Infectious Diseases, Novartis Institutes for BioMedical Research, Emeryville, CA, USA.
hemotune AG, Schlieren, Switzerland.
Methods Mol Biol. 2022;2548:267-278. doi: 10.1007/978-1-0716-2581-1_16.
Metabolic labeling of lipopolysaccharides (LPS) with the exogenous azido analog of 3-deoxy-D-manno-oct-2-ulosonic acid (Kdo) or Kdo-N allows for both live-cell and molecular analysis of the outer membrane composition and biosynthesis in different Gram-negative bacteria.
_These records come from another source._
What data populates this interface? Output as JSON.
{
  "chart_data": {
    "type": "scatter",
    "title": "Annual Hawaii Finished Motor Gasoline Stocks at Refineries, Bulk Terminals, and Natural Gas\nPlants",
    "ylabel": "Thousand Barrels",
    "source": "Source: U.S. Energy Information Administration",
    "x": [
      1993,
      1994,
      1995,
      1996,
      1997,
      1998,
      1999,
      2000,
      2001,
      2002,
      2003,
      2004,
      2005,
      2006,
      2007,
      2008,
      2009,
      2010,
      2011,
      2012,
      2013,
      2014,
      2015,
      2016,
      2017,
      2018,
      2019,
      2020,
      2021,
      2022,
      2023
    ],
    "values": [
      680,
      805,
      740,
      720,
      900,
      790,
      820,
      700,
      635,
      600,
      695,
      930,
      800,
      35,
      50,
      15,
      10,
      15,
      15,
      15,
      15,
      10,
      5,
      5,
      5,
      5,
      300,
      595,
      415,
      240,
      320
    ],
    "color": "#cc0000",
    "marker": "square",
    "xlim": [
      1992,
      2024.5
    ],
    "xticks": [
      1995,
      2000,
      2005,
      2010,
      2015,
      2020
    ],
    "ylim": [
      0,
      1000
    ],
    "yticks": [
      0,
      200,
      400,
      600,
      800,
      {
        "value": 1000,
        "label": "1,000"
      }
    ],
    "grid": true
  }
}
Here, we describe Kdo-N incorporation into bacterial cells, followed by click labeling with a fluorescent dye. The fluorescently labeled LPS can be analyzed from lysed cells by SDS-PAGE and from intact cells by microscopy and flow cytometry. These methods have been applied to the Gram-negative bacteria Escherichia coli and Klebsiella pneumoniae, which possess the sialic acid transporter NanT that is also capable of transporting exogenous Kdo and Kdo analogs into the cytoplasm for incorporation into nascent LPS.
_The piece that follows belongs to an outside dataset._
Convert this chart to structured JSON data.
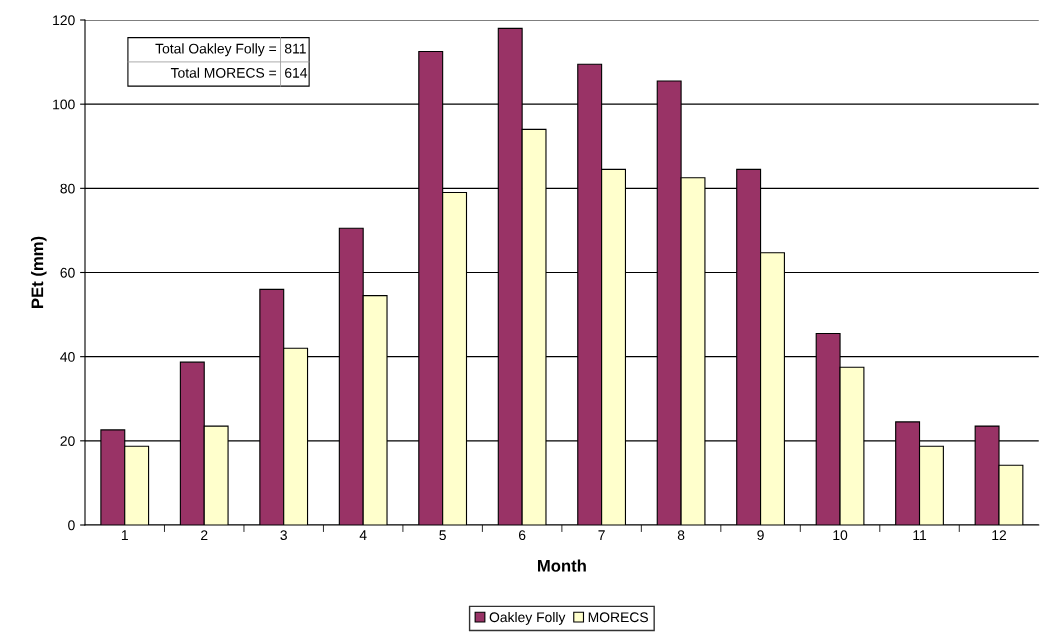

利用 3-去氧-D-甘露-2-庚酮糖酸(Kdo)或 Kdo-N 的外源叠氮类似物对脂多糖(LPS)进行代谢标记,可用于对不同革兰氏阴性菌的外膜组成和生物合成进行活细胞和分子分析。在这里,我们描述了 Kdo-N 掺入细菌细胞,然后用荧光染料进行点击标记。荧光标记的 LPS 可以通过 SDS-PAGE 从裂解细胞中进行分析,也可以通过显微镜和流式细胞术从完整细胞中进行分析。这些方法已应用于革兰氏阴性菌大肠杆菌和肺炎克雷伯菌,它们都具有唾液酸转运蛋白 NanT,该蛋白还能够将外源性 Kdo 和 Kdo 类似物转运到细胞质中,用于掺入新生的 LPS 中。